对雇佣兵出手之后,宴戈就特意分出了一小支擅长探查的队伍,定位了走私集团的位置并时刻监测着,现在他们发回了消息,说走私集团有动作了。
他们有不少物资还在雇佣兵那边,现在全被第三军这边吃了,必然会反击。不过走私集团的武力值和雇佣兵没得比,主要是小心他们的阴招,而这次的会议就是讨论这件事。
开始前,陈远阳在会议室门口叫住宴戈:“上将,祝盟主那边留言说要和您通信。
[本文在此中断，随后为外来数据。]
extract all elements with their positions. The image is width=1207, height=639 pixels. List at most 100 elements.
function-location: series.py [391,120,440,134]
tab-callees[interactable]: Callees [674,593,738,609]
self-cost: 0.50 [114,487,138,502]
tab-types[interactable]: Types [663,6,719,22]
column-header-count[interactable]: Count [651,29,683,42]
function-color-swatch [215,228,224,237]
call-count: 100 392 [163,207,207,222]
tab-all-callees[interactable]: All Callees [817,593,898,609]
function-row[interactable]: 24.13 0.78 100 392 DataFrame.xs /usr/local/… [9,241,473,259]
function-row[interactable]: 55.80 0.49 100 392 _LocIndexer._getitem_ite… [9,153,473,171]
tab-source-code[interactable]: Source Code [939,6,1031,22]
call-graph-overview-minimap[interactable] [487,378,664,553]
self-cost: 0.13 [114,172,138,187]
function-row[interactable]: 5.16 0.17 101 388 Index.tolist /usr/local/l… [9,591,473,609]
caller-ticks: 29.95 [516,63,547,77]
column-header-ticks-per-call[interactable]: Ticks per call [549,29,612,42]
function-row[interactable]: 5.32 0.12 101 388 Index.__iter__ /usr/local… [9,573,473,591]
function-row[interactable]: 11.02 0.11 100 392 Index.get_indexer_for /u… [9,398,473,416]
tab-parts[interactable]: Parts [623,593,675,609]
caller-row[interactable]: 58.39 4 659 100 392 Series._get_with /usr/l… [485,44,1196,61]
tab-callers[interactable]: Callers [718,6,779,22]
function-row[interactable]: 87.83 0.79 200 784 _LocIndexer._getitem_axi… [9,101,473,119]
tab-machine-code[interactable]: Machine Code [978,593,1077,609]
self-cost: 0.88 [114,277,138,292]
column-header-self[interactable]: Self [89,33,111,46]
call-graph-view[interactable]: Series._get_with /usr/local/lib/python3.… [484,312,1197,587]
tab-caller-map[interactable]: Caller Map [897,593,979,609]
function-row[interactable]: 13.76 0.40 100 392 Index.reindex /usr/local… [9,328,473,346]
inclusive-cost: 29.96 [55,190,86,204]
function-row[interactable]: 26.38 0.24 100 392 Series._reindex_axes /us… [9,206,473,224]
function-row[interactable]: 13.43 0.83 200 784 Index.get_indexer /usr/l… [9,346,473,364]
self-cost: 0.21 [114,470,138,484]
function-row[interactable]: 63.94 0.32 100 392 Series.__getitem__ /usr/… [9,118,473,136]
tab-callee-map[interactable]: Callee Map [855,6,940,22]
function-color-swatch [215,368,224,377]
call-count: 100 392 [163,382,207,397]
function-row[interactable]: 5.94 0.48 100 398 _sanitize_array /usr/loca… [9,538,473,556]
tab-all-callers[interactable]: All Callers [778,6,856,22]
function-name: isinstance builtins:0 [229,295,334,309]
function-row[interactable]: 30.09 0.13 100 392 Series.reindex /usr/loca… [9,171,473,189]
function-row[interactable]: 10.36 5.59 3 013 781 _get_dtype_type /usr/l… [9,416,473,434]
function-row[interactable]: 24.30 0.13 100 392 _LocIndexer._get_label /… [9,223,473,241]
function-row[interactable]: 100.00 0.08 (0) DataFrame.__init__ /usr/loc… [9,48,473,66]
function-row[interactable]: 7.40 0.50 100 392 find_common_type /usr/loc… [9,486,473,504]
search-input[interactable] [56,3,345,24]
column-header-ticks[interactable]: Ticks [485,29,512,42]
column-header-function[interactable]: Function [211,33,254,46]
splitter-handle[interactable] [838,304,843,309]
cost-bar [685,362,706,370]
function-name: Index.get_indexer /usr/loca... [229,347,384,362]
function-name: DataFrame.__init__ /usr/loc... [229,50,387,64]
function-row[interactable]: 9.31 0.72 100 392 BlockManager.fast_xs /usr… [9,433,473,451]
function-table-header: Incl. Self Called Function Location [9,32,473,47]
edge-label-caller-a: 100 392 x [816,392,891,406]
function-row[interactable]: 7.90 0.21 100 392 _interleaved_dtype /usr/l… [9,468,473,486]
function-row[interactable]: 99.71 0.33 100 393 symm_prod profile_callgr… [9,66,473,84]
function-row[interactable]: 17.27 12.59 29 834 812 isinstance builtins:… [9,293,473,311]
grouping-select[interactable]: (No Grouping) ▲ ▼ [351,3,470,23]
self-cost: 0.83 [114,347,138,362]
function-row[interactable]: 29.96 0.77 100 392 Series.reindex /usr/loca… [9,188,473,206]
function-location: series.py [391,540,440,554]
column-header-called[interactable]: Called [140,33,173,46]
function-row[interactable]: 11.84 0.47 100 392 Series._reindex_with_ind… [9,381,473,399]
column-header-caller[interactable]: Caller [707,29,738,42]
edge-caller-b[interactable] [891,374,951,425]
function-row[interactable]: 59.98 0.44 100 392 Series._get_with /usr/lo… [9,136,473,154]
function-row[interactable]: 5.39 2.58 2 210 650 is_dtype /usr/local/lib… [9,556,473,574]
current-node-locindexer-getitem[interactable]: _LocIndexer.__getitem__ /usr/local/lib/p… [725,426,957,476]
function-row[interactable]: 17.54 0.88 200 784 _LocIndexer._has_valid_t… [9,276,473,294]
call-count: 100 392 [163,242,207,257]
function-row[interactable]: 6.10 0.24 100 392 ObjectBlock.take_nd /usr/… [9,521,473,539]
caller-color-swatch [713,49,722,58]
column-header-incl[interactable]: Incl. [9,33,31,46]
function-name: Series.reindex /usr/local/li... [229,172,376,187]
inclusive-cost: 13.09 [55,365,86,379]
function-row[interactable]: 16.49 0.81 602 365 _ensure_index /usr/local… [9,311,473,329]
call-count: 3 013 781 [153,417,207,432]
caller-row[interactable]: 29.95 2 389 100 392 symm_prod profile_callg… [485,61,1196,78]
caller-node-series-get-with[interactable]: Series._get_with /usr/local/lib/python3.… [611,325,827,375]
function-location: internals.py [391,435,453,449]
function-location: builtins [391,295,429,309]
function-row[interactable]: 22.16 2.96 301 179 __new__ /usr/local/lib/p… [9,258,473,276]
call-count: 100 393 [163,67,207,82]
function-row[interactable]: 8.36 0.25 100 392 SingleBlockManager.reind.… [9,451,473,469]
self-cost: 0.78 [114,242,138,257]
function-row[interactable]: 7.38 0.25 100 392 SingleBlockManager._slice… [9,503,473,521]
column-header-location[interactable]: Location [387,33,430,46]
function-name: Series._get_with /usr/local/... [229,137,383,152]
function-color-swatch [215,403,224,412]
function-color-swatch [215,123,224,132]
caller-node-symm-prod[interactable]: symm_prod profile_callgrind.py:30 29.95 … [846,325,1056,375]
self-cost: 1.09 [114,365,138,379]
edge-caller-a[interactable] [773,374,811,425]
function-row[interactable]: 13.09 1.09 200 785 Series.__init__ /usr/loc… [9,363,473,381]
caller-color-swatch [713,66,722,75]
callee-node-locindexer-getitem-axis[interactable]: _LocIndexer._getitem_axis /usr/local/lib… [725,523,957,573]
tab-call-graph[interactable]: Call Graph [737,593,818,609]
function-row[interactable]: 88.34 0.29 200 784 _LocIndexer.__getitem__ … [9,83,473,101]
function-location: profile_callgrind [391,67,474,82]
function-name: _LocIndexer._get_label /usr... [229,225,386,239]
”
“什么事?”
没想到向来靠谱的副官却愣了一下,眨了眨眼,露出一个迷茫的表情:“他好像提了……我不记得了,对不起。”
那应该不是什么重要的事吧。宴戈默默把祝淼的通讯请求归在了“不紧急”的类别,决定之后空下来了再说,而陈远阳还有另一件事要通报:“以及,我们取得了和虞医生父母的联系,您看要把视频接进来吗?”